Methods/results: By means of a multidisciplinary approach, we here report a catastrophic COVID-19 in a 44-year-old Philippine male patient, discovered lupus anticoagulant (LAC)-positive shortly before death, occurred 8 days after hospitalization in a clinical scenario refractory to standard high acuity care recalling Asherson's syndrome (catastrophic antiphospholipid syndrome).

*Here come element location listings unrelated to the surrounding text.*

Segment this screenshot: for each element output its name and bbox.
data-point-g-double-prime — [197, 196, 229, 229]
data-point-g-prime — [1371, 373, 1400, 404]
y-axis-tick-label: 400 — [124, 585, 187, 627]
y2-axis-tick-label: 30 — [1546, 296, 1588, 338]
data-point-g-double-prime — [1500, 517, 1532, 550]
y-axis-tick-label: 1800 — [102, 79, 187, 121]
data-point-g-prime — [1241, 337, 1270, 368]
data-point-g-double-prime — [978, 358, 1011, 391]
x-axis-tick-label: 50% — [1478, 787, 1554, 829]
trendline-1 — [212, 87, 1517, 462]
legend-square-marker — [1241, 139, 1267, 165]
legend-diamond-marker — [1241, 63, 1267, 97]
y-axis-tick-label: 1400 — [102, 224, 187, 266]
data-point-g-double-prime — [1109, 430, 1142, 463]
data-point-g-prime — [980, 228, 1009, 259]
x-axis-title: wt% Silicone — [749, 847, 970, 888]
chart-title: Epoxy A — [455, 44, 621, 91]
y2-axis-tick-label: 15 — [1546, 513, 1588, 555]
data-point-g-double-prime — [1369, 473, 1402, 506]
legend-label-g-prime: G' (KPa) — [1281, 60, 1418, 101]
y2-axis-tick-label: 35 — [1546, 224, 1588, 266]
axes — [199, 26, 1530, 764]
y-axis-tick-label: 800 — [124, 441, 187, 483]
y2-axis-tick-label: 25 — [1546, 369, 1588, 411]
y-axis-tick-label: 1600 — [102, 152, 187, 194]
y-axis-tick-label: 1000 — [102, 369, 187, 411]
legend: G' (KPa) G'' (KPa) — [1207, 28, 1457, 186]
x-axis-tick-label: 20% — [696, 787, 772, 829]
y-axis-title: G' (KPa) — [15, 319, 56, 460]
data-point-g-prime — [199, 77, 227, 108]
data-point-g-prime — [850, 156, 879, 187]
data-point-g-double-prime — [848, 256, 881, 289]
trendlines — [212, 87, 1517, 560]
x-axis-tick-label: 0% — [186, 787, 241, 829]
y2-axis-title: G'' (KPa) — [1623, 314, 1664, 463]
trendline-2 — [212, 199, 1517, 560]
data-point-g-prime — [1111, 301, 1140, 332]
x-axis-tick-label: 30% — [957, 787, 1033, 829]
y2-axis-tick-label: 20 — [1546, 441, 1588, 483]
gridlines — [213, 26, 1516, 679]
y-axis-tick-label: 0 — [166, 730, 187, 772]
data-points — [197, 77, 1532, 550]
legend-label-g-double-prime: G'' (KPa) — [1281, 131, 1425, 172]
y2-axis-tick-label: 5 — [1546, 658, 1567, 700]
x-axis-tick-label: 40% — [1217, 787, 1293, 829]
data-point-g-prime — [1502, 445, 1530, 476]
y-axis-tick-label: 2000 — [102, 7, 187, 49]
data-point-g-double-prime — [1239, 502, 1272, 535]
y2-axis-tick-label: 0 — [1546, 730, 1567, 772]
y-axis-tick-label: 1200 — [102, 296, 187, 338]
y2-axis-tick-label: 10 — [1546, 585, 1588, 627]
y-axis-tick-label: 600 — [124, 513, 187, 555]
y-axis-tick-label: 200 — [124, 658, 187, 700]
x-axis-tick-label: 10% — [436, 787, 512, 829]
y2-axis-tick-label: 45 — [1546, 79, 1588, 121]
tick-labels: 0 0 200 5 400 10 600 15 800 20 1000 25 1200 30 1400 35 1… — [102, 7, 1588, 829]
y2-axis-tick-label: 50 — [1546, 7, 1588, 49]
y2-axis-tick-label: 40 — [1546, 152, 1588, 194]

Conclusion: A parallelism between this severe form of COVID-19 and Asherson's syndrome can be so drawn. Both the diseases in fact exhibit hypercytokinemia, thrombotic microangiopathy, disseminated intravascular coagulation and multiple organ failure, they show a relationship with viral infections, and they are burdened by a high mortality rate. A genetic predisposition to develop these two overlapping conditions may be supposed.
Keywords: Abnormal immunothrombosis; Antiphospholipid syndrome (Hughes syndrome); Asherson’s syndrome; Coronavirus disease 2019 (COVID-19); Lupus anticoagulant (LAC); Megakaryocytes.
© 2021. The Author(s), under exclusive licence to Springer Science+Business Media, LLC, part of Springer Nature.